Last week, Representative Lucille Roybal-Allard (D-CA) introduced the Help Separated Families Act, H.R. 6128. The bill addresses the separation of families as a result of immigration enforcement. It prohibits termination of parental rights based solely on immigration proceedings and absent reasonable efforts to contact parents. To encourage and enable relative placement for separated children, the bill also prohibits questioning and disqualification of caregivers based on immigration status and allows alternative documentation for background checks of caregivers. 
Immigration status has no bearing on care giving abilities and immigration enforcement should not leave children parentless and traumatized. Recent reports point to the increasing incidence of children being placed in foster care because of immigration enforcement. Ensuring family unity and continuity of care for children calls for a federal process to address these separations. 
Last session, the House and Senate both introduced bills title, HELP Seperated Children Act, H.R. 2607 and S. 1399. The House version includes a variety of provisions to ensure there is process in Homeland Security and that all relevant agencies are working together. The Senate version is similar, but shorter and more exclusively focused on Homeland Security changes. These bills address children witnessing enforcement activities as well as the ongoing coordination of care once immigration enforcement proceedings are underway. Neither bill addresses termination of parental rights or kinship caregivers as does H.R. 6128 introduced last week. 

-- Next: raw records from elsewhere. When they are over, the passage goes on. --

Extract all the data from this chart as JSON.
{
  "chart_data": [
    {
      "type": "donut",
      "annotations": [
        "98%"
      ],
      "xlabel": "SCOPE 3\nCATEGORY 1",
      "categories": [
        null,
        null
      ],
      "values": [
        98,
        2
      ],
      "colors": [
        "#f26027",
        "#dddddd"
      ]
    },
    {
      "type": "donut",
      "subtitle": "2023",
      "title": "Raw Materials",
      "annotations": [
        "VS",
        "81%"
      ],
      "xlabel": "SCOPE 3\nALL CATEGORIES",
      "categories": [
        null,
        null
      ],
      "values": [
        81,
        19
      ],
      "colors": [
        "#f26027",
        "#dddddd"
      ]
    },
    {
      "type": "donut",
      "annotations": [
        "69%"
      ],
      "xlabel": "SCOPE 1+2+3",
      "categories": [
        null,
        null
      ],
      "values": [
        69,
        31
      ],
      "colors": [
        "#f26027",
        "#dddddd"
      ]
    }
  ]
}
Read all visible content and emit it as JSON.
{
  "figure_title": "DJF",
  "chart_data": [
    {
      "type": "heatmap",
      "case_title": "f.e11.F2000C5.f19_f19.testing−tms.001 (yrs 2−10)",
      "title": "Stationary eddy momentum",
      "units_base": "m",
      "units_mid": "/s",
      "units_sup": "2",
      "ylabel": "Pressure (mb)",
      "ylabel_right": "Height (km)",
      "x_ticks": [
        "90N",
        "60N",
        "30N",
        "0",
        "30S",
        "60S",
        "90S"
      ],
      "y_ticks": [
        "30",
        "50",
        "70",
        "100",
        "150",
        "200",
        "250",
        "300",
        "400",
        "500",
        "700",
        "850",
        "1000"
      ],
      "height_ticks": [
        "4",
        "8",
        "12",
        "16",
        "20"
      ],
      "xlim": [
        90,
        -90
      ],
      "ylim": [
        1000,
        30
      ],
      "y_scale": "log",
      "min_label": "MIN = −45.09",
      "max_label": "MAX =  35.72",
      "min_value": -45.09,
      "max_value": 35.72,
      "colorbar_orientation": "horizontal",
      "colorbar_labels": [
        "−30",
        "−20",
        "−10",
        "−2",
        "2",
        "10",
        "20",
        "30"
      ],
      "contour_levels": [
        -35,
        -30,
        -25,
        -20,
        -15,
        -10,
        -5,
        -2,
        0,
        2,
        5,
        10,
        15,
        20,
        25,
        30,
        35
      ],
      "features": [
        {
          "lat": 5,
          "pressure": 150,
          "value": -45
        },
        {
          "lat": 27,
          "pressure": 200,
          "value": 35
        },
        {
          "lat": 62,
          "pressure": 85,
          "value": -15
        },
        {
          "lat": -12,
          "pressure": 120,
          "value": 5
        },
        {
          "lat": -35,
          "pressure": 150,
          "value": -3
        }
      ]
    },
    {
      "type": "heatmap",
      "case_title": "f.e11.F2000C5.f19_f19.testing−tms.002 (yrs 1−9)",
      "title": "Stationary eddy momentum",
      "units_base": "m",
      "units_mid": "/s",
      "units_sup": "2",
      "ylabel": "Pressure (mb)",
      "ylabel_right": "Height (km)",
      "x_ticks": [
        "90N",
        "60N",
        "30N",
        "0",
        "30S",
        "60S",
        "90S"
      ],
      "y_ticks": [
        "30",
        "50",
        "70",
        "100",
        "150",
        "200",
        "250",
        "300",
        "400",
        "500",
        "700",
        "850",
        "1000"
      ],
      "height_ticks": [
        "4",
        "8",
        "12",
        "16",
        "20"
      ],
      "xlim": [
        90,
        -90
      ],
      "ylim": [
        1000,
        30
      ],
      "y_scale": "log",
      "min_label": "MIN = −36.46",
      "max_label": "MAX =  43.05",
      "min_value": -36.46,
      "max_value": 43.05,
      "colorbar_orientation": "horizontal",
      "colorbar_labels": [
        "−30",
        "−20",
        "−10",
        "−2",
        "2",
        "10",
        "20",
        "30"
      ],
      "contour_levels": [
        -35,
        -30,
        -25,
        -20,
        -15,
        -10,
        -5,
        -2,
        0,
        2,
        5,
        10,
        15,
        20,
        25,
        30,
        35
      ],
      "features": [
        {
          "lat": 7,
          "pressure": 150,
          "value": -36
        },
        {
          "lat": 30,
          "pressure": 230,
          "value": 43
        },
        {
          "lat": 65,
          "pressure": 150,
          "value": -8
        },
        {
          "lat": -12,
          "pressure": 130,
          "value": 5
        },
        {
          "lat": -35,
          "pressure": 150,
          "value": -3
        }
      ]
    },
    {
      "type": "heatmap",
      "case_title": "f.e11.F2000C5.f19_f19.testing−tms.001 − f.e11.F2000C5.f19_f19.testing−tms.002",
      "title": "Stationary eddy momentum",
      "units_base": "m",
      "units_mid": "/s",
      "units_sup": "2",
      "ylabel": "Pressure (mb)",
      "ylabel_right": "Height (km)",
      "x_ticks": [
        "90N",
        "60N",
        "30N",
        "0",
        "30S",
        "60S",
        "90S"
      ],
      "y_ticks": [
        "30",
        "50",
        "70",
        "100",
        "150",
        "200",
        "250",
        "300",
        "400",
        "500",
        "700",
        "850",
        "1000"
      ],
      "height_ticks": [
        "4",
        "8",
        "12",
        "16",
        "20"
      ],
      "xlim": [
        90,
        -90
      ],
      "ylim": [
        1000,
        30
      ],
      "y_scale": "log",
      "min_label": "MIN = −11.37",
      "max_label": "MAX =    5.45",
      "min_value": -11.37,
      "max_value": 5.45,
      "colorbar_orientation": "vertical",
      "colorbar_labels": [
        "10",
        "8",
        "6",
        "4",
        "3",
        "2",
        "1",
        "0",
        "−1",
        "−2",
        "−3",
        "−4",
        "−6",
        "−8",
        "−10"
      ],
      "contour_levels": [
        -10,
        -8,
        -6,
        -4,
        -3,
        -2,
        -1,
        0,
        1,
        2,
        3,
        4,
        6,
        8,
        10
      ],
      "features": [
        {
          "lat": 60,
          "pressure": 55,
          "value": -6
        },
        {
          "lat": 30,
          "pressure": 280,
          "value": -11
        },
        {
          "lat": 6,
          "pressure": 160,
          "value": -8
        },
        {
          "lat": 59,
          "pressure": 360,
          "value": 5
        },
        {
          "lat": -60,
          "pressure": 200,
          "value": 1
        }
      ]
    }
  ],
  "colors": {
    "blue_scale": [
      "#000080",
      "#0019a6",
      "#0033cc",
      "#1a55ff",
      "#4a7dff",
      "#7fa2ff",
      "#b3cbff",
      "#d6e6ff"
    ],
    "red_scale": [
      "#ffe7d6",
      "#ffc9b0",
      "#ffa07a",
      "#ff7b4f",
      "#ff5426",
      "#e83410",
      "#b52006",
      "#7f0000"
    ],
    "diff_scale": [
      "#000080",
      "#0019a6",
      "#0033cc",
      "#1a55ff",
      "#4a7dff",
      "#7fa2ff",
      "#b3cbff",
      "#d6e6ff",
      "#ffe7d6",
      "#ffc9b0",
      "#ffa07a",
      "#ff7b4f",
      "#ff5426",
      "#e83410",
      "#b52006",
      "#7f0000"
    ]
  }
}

Children witnessing enforcement activities alone can carry the trauma into their future functioning.  But needless separation from safe parents and requisite adjustment to new, often changing caregivers is sure to destabilize healthy growth and development. It is clear that even the threat of immigration enforcement is disrupting families’ full engagement with the community and limiting parents’ healthy involvement in their children’s lives. In the wake of the Supreme Court’s decision to preserve immigration violation penalties as the responsibility of the federal government and the administration’s decision to exercise prosecutorial discretion for certain qualifying immigrants, helping separated children and families would add another measure of security for mixed-status families. Five million American children have at least one undocumented parent even as two-thirds of these children are citizens by birth.  President Obama has publically acknowledged the problem of separation by immigration enforcement, agreed that detained caregivers should have access to their children and directed DHS to examine occurrences of family separation and practices that enable family unification.